Ferns, among the oldest vascular plants, have been widely used in traditional medicine worldwide. While pharmacological studies predominantly focus on tropical and subtropical species, European ferns remain underexplored despite their potential to yield novel bioactive compounds. Given the limitations and side effects of existing anti-inflammatory and anticancer agents, European ferns represent a promising source of safer, naturally derived therapeutic options.

Methods

This study investigated the anti-inflammatory and anticancer properties of methanol extracts from 16 European fern species. The extracts were tested for their ability to inhibit pro-inflammatory enzymes of the arachidonic acid cascade, specifically cyclooxygenases (COX-1, COX-2) and 5-lipoxygenase (5-LOX). Cytotoxicity assays on SW480 human colon cancer cells, HeLa cervical cancer cells, CCD 841 CoN colorectal epithelial cells, and HepaRG liver cancer/non-cancer cells were performed to evaluate anticancer activity and toxicity. Flavonoid content analysis was conducted for selected species using LC/MS.

Results

Most fern extracts at low concentration of 10 µg/mL effectively inhibited COX-1, with Dryopteris cambrensis and Athyrium distentifolium achieving inhibition comparable to Ibuprofen (92% and 91%, respectively). Moderate inhibition of 5-LOX (over 50%) was observed across many species, while only a few, including Blechnum spicant, Dryopteris expansa, and D. aemula, moderately inhibited COX-2. Cytotoxicity screening identified five species, notably D. aemula and D. borreri, with significant activity against SW480 cells (IC50 = 79 and 115 µg/mL).

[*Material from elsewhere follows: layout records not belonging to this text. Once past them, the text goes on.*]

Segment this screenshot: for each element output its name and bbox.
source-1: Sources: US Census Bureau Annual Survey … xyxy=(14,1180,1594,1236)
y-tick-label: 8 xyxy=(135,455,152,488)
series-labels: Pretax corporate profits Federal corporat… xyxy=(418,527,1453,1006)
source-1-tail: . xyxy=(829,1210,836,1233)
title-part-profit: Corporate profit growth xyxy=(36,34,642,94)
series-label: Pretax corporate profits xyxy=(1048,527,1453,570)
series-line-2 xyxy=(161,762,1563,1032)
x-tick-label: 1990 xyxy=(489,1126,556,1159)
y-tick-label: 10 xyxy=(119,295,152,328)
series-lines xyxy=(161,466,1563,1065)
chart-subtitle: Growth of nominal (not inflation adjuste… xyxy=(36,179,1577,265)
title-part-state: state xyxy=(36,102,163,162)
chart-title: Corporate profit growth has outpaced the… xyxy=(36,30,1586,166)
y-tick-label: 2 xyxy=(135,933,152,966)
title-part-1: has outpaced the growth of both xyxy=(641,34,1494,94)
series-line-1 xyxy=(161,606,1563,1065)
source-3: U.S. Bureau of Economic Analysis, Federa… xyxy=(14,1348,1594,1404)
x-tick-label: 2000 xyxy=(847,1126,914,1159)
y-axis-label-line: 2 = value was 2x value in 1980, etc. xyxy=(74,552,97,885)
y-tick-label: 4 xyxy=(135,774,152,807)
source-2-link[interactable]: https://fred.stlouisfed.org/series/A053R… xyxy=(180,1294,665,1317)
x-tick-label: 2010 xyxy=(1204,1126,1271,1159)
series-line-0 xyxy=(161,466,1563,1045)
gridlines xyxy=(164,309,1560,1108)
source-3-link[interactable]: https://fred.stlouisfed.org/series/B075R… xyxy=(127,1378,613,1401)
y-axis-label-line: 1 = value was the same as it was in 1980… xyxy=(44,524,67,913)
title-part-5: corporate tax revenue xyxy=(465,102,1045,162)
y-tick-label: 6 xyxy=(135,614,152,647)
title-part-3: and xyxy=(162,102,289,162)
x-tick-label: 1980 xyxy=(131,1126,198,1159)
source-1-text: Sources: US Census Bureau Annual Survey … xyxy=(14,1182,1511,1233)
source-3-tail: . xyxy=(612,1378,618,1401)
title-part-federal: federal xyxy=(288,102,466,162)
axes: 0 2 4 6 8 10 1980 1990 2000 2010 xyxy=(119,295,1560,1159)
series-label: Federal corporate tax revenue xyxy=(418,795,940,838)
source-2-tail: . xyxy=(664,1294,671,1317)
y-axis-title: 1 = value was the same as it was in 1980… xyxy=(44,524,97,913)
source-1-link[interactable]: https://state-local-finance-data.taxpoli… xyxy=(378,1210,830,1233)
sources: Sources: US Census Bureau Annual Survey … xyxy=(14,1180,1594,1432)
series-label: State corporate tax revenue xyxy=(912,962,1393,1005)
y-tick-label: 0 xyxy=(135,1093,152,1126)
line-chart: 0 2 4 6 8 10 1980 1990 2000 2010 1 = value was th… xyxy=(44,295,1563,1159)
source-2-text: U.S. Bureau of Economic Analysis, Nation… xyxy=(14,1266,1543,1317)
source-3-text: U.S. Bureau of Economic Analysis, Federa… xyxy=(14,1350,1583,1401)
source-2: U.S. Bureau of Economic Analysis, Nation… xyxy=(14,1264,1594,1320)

A. distentifolium exhibited notable activity against HeLa cells. Despite cytotoxicity of active species toward non-cancerous CCD 841 CoN cells, HepaRG cell assays suggested a more favorable toxicity profile for most active species.

Conclusions

This study reveals the significant anti-inflammatory and anticancer potential of European ferns, particularly their selective cytotoxicity in HepaRG cancer cells. These findings highlight European ferns as promising sources of therapeutic agents and encourage further exploration of their bioactive compounds for drug development.